Lady Macbeth tells her troubled husband, “What is done is done” and later says to herself “and cannot be undone.” This is the outcome in Hillcrest Property, LLP v. Pasco County, 754 F. 3d 1279 (11th Cir 2014) and apparently the United States Supreme Court accepted it when the Court declined to review Hillcrest on April 21, 2015.
In 2001, Hillcrest purchased 16.5 acres of property in Pasco County. Four years later, in 2005, Pasco County adopted The Right of Way Preservation Ordinance (the “Ordinance”). Generally, the Ordinance requires dedication of right of way shown on officially adopted maps and tables in order to secure a development permit. The Ordinance contains provisions permitting waivers when the required dedication is not roughly proportional or variances in hardship situations. The burden lies with the landowner to prove entitlement to relief.
Hillcrest submitted a preliminary site plan seeking a development permit in 2006. From 2006 to 2010, Hillcrest, Pasco County and later Florida’s Department of Transportation engaged in a series of submittals of site plans, rejection of site plans, and negotiations regarding Hillcrest’s dedication of right of way. Ultimately, Hillcrest made the required dedications and its preliminary site plan and construction plan was approved. During this four year process, Hillcrest submitted written reservation of its rights to contest the exaction.
Hillcrest filed its lawsuit in 2010 challenging the exaction road right of way alleging violations of its right to due process, to equal protection, to access to courts and to a jury trial and other state claims. The federal district court entered judgment in favor of Pasco County on all claims except Hillcrest’s substantive due process as-applied claim and substantive due process facial claim. For Hillcrest’s facial claim, the district court entered summary judgment in favor of Hillcrest and issued a permanent injunction against enforcement of the Ordinance. Pasco County appealed.
The Eleventh Circuit Court of Appeals reversed. The Eleventh Circuit held that a facial substantive due process claim brought pursuit to 42 U.S.C. § 1983 accrues (i.e. the time for bringing the claim begins) on the date the government adopts the law – not when Hillcrest applied for a development approval. To reach this conclusion, the court extends takings law to apply to facial substantive due process claims and followed two cases decided by other federal circuits.

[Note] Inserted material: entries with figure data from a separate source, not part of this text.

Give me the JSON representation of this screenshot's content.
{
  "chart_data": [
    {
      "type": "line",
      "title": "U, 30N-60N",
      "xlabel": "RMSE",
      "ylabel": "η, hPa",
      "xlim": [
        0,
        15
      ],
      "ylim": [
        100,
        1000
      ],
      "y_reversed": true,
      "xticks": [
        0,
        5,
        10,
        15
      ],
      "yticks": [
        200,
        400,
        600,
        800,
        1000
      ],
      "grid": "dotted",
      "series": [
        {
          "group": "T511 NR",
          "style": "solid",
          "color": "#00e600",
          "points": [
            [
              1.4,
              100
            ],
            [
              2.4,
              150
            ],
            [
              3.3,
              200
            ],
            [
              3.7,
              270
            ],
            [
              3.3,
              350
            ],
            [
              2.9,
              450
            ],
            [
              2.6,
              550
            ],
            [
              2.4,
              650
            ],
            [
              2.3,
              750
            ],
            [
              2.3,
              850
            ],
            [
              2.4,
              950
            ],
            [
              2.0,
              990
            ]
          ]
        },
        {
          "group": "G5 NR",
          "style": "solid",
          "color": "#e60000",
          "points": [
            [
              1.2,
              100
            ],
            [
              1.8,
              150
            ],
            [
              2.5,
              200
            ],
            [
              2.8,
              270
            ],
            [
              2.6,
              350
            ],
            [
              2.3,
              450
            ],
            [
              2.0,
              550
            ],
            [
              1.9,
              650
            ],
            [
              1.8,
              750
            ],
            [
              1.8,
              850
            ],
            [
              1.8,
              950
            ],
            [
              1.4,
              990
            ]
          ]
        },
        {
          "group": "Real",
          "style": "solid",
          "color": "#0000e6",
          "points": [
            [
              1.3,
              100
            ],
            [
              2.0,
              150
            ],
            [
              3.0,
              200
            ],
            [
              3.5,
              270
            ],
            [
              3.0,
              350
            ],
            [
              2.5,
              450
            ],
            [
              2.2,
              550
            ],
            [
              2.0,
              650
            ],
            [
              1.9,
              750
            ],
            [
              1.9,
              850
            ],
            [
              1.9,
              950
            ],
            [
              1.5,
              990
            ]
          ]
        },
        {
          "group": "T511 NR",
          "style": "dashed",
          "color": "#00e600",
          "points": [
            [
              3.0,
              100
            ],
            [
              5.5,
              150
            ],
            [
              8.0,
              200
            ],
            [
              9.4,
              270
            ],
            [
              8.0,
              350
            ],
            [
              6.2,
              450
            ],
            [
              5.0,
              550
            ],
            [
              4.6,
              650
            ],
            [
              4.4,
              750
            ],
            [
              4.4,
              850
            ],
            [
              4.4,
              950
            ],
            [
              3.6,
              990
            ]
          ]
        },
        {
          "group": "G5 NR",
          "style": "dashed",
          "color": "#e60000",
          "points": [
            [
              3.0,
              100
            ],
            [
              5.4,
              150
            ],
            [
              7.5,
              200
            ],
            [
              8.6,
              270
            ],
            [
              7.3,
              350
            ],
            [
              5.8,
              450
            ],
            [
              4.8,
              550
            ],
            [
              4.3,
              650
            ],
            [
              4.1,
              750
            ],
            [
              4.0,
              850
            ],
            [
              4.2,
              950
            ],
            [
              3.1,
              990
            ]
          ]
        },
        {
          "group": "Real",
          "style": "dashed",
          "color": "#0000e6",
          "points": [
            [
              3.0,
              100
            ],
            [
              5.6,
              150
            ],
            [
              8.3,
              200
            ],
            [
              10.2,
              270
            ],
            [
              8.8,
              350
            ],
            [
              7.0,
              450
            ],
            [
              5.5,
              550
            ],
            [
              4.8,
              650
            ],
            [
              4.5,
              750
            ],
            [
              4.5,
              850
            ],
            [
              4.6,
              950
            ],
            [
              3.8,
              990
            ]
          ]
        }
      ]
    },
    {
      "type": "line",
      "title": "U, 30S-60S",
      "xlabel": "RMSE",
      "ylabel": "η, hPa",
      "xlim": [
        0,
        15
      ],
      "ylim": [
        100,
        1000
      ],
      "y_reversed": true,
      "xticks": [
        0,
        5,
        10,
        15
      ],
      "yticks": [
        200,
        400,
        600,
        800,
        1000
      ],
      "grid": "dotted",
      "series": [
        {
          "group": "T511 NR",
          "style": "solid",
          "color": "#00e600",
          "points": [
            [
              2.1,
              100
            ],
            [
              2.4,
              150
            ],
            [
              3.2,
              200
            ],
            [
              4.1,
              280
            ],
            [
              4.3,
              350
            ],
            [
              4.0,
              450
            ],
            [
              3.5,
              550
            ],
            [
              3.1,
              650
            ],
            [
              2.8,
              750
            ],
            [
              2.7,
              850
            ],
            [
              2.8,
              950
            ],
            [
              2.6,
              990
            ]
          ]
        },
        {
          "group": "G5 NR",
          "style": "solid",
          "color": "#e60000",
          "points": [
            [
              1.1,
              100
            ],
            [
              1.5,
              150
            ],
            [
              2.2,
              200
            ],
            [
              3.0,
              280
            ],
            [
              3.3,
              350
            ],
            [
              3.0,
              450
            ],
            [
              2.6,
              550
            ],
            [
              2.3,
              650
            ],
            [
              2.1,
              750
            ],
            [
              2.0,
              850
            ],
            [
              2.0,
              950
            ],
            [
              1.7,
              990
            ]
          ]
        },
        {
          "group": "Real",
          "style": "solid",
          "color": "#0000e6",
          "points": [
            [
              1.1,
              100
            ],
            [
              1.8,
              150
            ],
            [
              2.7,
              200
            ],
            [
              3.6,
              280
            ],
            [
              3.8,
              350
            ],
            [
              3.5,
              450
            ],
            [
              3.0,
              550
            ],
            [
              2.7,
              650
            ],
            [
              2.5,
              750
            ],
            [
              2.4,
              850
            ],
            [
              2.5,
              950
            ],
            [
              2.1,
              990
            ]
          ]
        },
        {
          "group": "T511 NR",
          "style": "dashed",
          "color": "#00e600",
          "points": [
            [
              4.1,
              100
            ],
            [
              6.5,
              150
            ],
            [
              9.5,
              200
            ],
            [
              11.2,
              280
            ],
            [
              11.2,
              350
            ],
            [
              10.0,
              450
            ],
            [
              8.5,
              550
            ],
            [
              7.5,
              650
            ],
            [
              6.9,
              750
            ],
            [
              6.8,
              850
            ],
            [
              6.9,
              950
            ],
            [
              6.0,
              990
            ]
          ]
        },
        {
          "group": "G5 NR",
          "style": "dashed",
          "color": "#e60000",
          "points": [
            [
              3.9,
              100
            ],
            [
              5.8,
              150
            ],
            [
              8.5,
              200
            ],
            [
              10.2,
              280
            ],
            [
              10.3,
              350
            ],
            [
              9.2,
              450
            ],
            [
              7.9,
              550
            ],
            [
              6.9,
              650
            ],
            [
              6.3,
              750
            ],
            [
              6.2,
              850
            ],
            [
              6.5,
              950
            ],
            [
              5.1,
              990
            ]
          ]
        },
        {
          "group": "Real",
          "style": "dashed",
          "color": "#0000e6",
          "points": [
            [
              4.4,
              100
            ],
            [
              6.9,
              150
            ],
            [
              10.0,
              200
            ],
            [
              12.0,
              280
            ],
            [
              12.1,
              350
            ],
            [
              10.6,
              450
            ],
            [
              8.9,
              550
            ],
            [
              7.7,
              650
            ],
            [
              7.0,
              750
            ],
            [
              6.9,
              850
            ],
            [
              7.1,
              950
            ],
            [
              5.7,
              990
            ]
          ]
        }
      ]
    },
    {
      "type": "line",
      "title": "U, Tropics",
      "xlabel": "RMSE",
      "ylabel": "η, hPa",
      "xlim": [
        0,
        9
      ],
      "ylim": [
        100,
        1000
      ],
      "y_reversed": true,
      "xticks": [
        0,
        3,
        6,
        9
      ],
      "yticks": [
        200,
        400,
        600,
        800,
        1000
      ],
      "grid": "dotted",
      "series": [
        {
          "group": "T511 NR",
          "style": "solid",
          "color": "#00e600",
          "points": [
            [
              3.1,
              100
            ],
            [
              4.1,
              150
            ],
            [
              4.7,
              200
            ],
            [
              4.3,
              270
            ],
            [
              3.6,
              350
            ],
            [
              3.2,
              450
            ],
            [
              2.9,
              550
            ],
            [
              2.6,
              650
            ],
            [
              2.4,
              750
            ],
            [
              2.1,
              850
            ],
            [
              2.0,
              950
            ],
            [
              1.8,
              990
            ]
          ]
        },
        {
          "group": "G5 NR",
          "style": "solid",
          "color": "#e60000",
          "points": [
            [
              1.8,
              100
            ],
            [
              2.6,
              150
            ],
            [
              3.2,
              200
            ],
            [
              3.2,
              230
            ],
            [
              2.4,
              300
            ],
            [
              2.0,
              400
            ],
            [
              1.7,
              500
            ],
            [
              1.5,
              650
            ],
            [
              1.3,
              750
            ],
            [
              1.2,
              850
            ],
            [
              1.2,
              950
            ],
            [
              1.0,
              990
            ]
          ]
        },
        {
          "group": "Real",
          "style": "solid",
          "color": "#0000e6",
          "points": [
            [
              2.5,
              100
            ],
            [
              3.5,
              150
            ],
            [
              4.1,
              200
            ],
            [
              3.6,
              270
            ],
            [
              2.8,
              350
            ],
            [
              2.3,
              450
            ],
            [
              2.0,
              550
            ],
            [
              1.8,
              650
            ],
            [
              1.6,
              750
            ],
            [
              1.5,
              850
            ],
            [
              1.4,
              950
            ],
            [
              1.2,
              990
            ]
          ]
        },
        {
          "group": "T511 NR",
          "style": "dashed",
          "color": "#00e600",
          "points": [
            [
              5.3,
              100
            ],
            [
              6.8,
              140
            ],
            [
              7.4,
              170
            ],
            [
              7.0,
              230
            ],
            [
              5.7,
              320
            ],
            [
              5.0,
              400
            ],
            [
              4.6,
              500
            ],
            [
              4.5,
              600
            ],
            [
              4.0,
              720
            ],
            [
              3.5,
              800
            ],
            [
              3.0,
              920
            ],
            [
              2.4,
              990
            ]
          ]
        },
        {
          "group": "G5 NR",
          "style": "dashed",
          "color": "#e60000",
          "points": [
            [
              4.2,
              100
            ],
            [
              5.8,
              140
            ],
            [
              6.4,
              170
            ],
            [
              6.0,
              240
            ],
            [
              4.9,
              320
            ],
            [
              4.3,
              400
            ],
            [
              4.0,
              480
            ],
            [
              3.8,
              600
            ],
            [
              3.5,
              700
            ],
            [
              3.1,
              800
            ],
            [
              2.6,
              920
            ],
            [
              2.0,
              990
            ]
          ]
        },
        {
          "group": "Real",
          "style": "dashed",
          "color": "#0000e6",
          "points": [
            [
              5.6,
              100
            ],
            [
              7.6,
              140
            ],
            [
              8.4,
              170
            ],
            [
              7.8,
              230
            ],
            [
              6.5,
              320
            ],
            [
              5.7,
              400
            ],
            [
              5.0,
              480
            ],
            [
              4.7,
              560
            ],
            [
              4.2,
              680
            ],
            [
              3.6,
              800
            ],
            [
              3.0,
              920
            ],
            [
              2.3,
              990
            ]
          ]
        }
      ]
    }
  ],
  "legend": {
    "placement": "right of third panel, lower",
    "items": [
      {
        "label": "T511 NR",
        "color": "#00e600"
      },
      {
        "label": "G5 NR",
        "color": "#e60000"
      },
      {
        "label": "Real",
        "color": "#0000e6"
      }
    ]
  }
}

Based upon precedent, the Eleventh Circuit reasoned that statute of limitation for a facial substantive due process claim brought pursuant to 42 U.S.C. § 1983 is the state statute of limitations for personal injury claims. In Florida, the state statute of limitations for personal injury claims is four years. Accordingly, Hillcrest’s claim of a facial violation of Substantial Due Process accrued in 2005 and expired in 2009, a year before Hillcrest filed its lawsuit. Thus, under law, “What is done is done” and “cannot be undone.”
Hillcrest’s as-applied substantive due process claim remains pending in federal district court, and the outcome of the entire case is uncertain.
In Hillcrest, two courts came to diametrically opposed conclusions. The federal district court concluded that the period for bringing a facial substantive due process claim began when the Ordinance was applied to Hillcrest – when Hillcrest applied for a development permit in 2006. On the other hand, the Eleventh Circuit reasoned that Hillcrest’s injury in a facial claim occurred when the Ordinance was adopted in 2005 and became applicable to Hillcrest’s property.
Rules of statutes of limitations should be clear, but for land use controversies, statutes of limitations are complex, uncertain and evolving. Litigants tend to focus the substantive elements of claims and available evidence. Frequently, matters like statutes of limitation and appropriate remedies are considered too late, if at all.
Of course, Hillcrest faced a practical dilemma. Hillcrest would have had to sued Pasco County by 2009 to preserve its facial substantive due process claim – at the time Hillcrest was seeking a permit. On the other hand, there were many other actors making important decisions who did not challenge the Ordinance. A judgment finding that the Ordinance was, on its face, unenforceable unsettles transactions and occurrences well beyond Hillcrest’s property and development plan. Perhaps, in that situation what is done is done and cannot be undone.